North America’s second-largest temperature-controlled truckload (TL) carrier, KLLM Transport Services, announced Tuesday “one of the largest” increases to drive pay in the company’s history.
The Jackson, Mississippi-based carrier’s new monthly pay package will raise earning potential for over-the-road and regional independent contractors by more than 9%. Fuel surcharges will now cover all paid miles, both loaded and empty. The new plan will push average pay per compensated mile to more than $1.05 for over-the-road contractors and to more than $1.38 for regional contractors.
Company drivers, both over-the-road and regional, will see monthly earning potential increase more than 8% under the program. The program provides all starting company drivers with the potential to earn at least 52 cents per mile.
The new pay increases are in addition to recent driver programs KLLM has established. The company previously announced a $7,000 sign-on bonus for new over-the-road, regional and dedicated drivers and raised its driver productivity mileage bonus program, which now includes more than $6,000 in annual earning potential.
“The resolve and determination of our KLLM company drivers and independent contractors throughout the last year has been remarkable,” said KLLM President and CEO Jim Richards.
The new pay plan will be rolled out over the coming weeks.

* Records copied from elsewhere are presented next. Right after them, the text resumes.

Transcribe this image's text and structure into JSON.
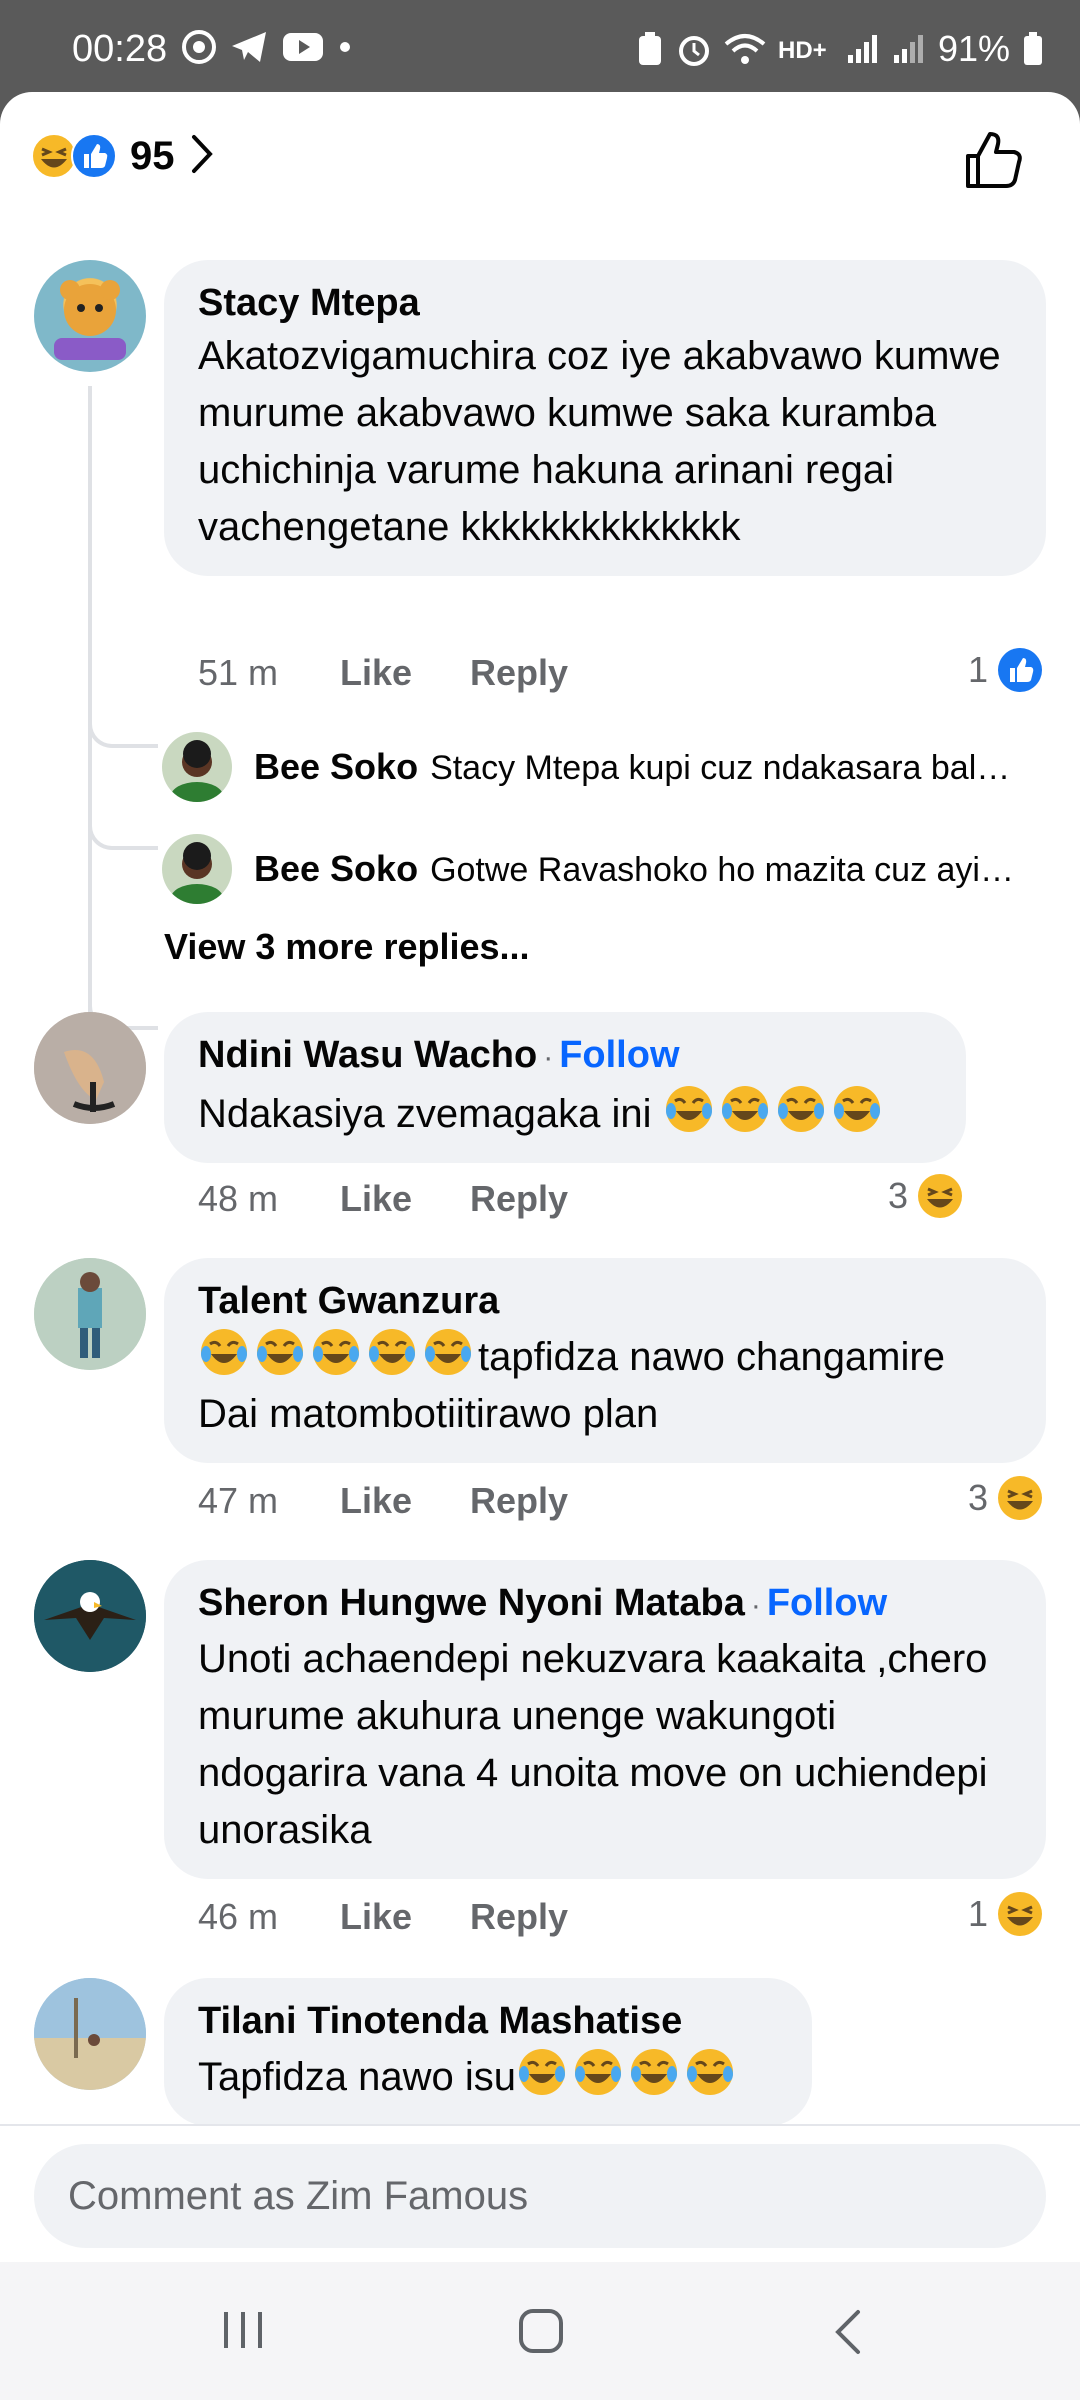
{
  "status_bar": {
    "time": "00:28",
    "battery": "91%",
    "left_icons": [
      "chrome-icon",
      "telegram-icon",
      "youtube-icon",
      "dot-icon"
    ],
    "right_icons": [
      "battery-saver-icon",
      "alarm-icon",
      "wifi-icon",
      "hd-call-icon",
      "signal-icon",
      "signal-icon",
      "battery-icon"
    ]
  },
  "header": {
    "reaction_count": "95",
    "reaction_icons": [
      "laugh-emoji",
      "like-icon"
    ]
  },
  "comments": [
    {
      "author": "Stacy Mtepa",
      "text": "Akatozvigamuchira coz iye akabvawo kumwe murume akabvawo kumwe saka kuramba uchichinja varume hakuna arinani regai vachengetane kkkkkkkkkkkkkk",
      "time": "51 m",
      "like": "Like",
      "reply": "Reply",
      "reaction_count": "1",
      "reaction_icon": "like-icon",
      "follow": ""
    },
    {
      "author": "Ndini Wasu Wacho",
      "text": "Ndakasiya zvemagaka ini ",
      "time": "48 m",
      "like": "Like",
      "reply": "Reply",
      "reaction_count": "3",
      "reaction_icon": "laugh-emoji",
      "follow": "Follow"
    },
    {
      "author": "Talent Gwanzura",
      "text": "tapfidza nawo changamire Dai matombotiitirawo plan",
      "time": "47 m",
      "like": "Like",
      "reply": "Reply",
      "reaction_count": "3",
      "reaction_icon": "laugh-emoji",
      "follow": ""
    },
    {
      "author": "Sheron Hungwe Nyoni Mataba",
      "text": "Unoti achaendepi nekuzvara kaakaita ,chero murume akuhura unenge wakungoti ndogarira vana 4 unoita move on uchiendepi unorasika",
      "time": "46 m",
      "like": "Like",
      "reply": "Reply",
      "reaction_count": "1",
      "reaction_icon": "laugh-emoji",
      "follow": "Follow"
    },
    {
      "author": "Tilani Tinotenda Mashatise",
      "text": "Tapfidza nawo isu",
      "follow": ""
    }
  ],
  "replies": [
    {
      "author": "Bee Soko",
      "text": "Stacy Mtepa kupi cuz ndakasara bal…"
    },
    {
      "author": "Bee Soko",
      "text": "Gotwe Ravashoko ho mazita cuz ayi…"
    }
  ],
  "view_more": "View 3 more replies...",
  "composer": {
    "placeholder": "Comment as Zim Famous"
  },
  "colors": {
    "accent": "#0866ff",
    "bubble": "#f0f2f5",
    "meta": "#65676b"
  }
}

Several fleets have increased driver pay over the past couple of months in efforts to seat their tractors and improve utilization amid a high-demand environment. Industry capacity has been drawn lower during the pandemic as driver schools are producing fewer graduates, the Drug & Alcohol Clearinghouse has sidelined drivers, and retirements have increased over COVID concerns.
“They have kept America moving throughout the ongoing COVID-19 crisis by keeping food and pharmaceuticals stocked and on the shelves despite unprecedented challenges. We are proud of these men and women, and this pay package increase only further solidifies KLLM as one of top carriers in the nation for driver compensation,” Richards concluded.